Fornaro stepped into the role of chief at Spirit while the airline was in the throes of a fare-matching war with the three legacy carriers and Southwest Airlines. Spirit's previous chief executive Ben Baldanza had been criticised as being ineffective in turning the tide of the airline’s declining unit revenue, leading to his surprise departure.

The “crisis”, as Fornaro calls it, was a markedly different scenario from Spirit’s early days as an “irrelevant little airline” to which bigger carriers did not pay attention.

That was before Spirit grew and grew, launching discount fares for more traditional big city pairs on which major US carriers operate.

“The last legacy carrier emerged from bankruptcy and completed a merger in late 2013... Major airlines were flush with more cash than they knew what to do with,” Fornaro says of the change in competitive dynamics. “New LCCs like Spirit were annoyingly profitable.”

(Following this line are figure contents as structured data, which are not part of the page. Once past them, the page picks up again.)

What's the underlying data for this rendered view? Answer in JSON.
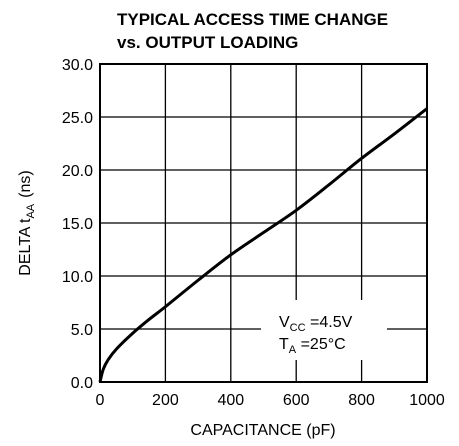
{
  "chart_data": {
    "type": "line",
    "title_line1": "TYPICAL ACCESS TIME CHANGE",
    "title_line2": "vs. OUTPUT LOADING",
    "xlabel": "CAPACITANCE (pF)",
    "ylabel_main": "DELTA t",
    "ylabel_sub": "AA",
    "ylabel_unit": "(ns)",
    "xlim": [
      0,
      1000
    ],
    "ylim": [
      0,
      30
    ],
    "x_ticks": [
      0,
      200,
      400,
      600,
      800,
      1000
    ],
    "x_tick_labels": [
      "0",
      "200",
      "400",
      "600",
      "800",
      "1000"
    ],
    "y_ticks": [
      0,
      5,
      10,
      15,
      20,
      25,
      30
    ],
    "y_tick_labels": [
      "0.0",
      "5.0",
      "10.0",
      "15.0",
      "20.0",
      "25.0",
      "30.0"
    ],
    "grid": true,
    "series": [
      {
        "x": [
          0,
          10,
          25,
          50,
          100,
          150,
          200,
          300,
          400,
          500,
          600,
          700,
          800,
          900,
          1000
        ],
        "y": [
          0,
          1.2,
          2.1,
          3.1,
          4.6,
          5.9,
          7.1,
          9.6,
          12.0,
          14.1,
          16.2,
          18.6,
          21.1,
          23.4,
          25.8
        ]
      }
    ],
    "annotations": {
      "vcc_main": "V",
      "vcc_sub": "CC",
      "vcc_value": " =4.5V",
      "ta_main": "T",
      "ta_sub": "A",
      "ta_value": " =25°C"
    }
  }
}
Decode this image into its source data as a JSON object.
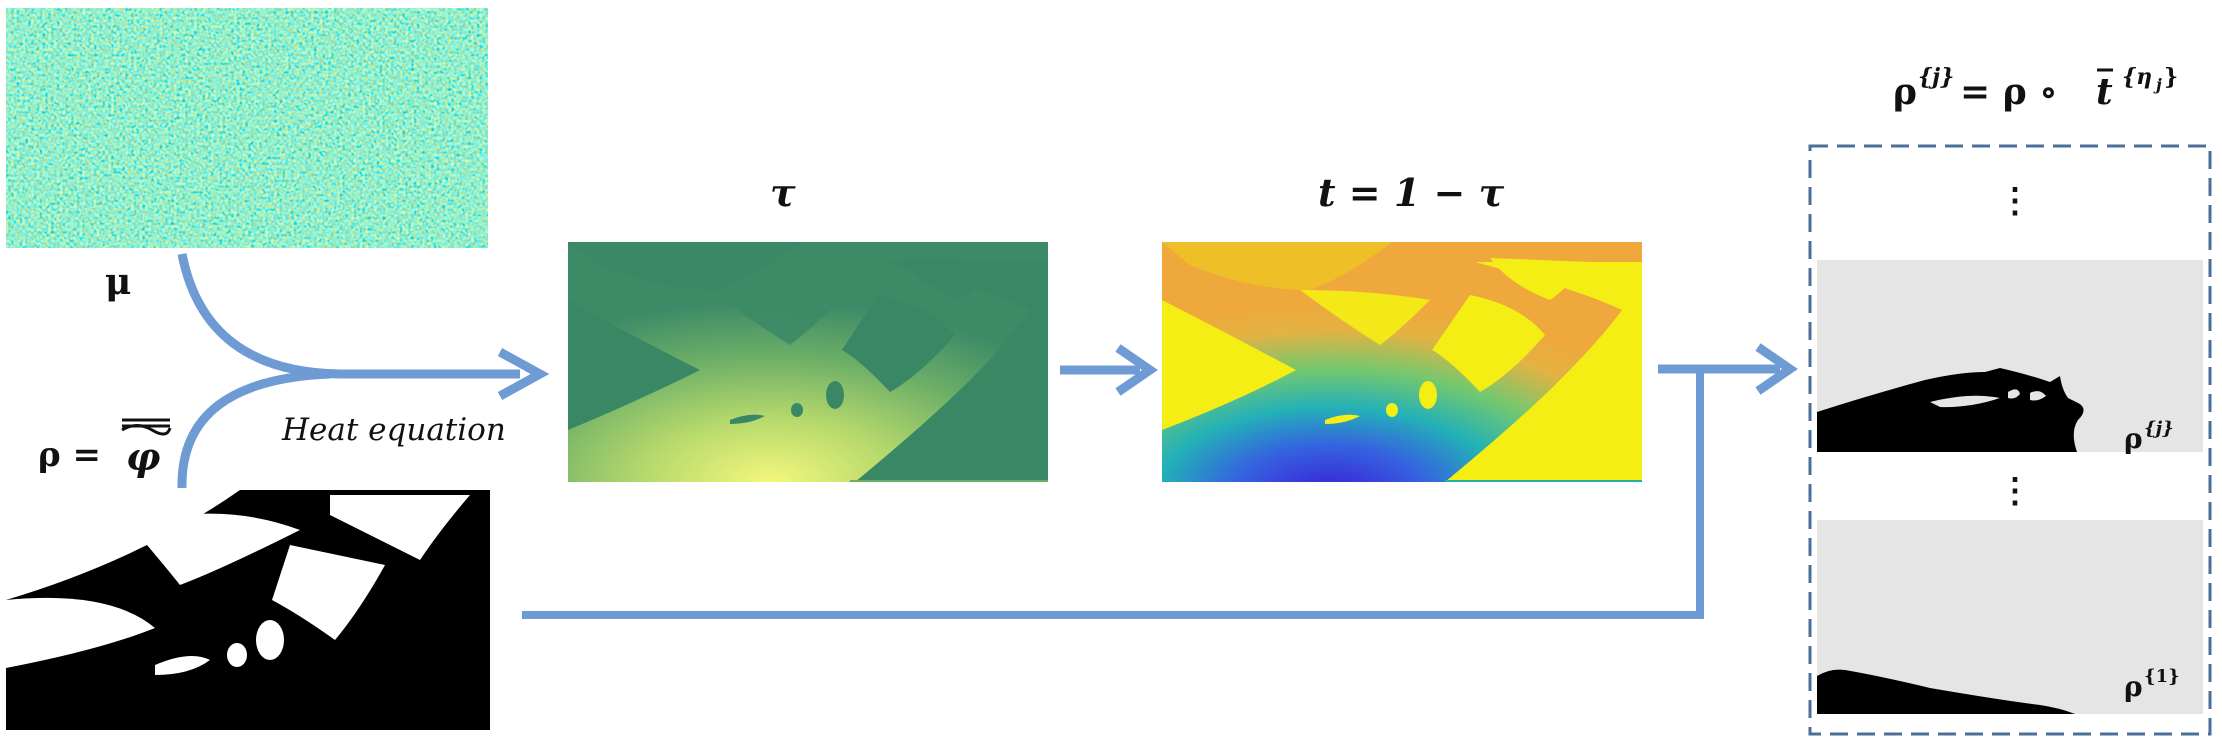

Expiry of the Wright Amendment in Dallas in 2014 allowed low-cost giant Southwest to significantly grow its network in its hometown, setting off a crisis which soon spread across the country, says Fornaro.

“This is the new normal, and a big difference from the earlier environment,” he told a Wings Club luncheon in New York on 23 February. “Previously, the new LCC fares went largely unmatched.”

More than a year into the job, Fornaro has trimmed Spirit’s focus on launching service on the big city pairs that compete head-to-head against the US majors. Instead, the carrier is adding mid-sized cities like Akron-Canton, Hartford and Pittsburgh.

“It’s possible there will be one more announcement later in the year,” Fornaro tells FlightGlobal when asked about the airline’s expansion into mid-sized cities. “For a number of years, most of our expansion was in larger markets. Today, it’s wherever we see the opportunity.”

Spirit is still on track to returning to positive unit revenue comparison from the second quarter, he says. It will be Spirit’s first such result after 11 consecutive quarters of unit-revenue decline.

SERVICE WITH A SMILE

During the years of strong Spirit growth pre-revenue crisis, the ultra-low-cost carrier made few attempts to endear itself to customers. The airline consistently fared poorly in consumer complaint rankings.

Compared with Baldanza’s unapologetic manner when defending the airline’s ultra-low-cost model, Fornaro is more measured.

“You can run a low-cost airline and maintain a high service-quality standard,” he says, pointing to his days at AirTran Airways, where he was president and chief executive before the carrier merged into Southwest.

Spirit still ranked last in the US Department of Transportation’s customer complaints ranking in 2016, but Fornaro says the airline had made progress. It logged 6.74 complaints per 100,000 enplanements during the year. The average was 1.52.

The airline says it was about 17 points behind the industry in the first quarter of 2016 when it came to customer complaints, but narrowed the gap to about three points in the third quarter.

“The last six months of the year were very strong,” says Fornaro. “You don’t make improvements on the first day... It’s a process, not a race.”

Key to reducing customer complaints is on-time performance and reliability, he reiterates. “When I became Spirit CEO, I was very impressed with the culture of innovation and cost discipline,” he says. “But I wasn’t that happy with the airline that we ran, especially on high travel days.”

The airline has since moved up the DOT’s on-time performance rankings, going from the bottom of the pile to seventh among 12 airlines in the fourth quarter of 2016, agency data shows.

Fornaro is all too aware that improving Spirit’s reputation among customers is crucial in helping the airline win and retain customers amid the “new normal” competitive environment.

“It’s not good enough to stand still,” he says. “We are in the early stages to improve our service. Our goal is find the right balance where we can continue to be the price leader and provide a high quality reliable product.”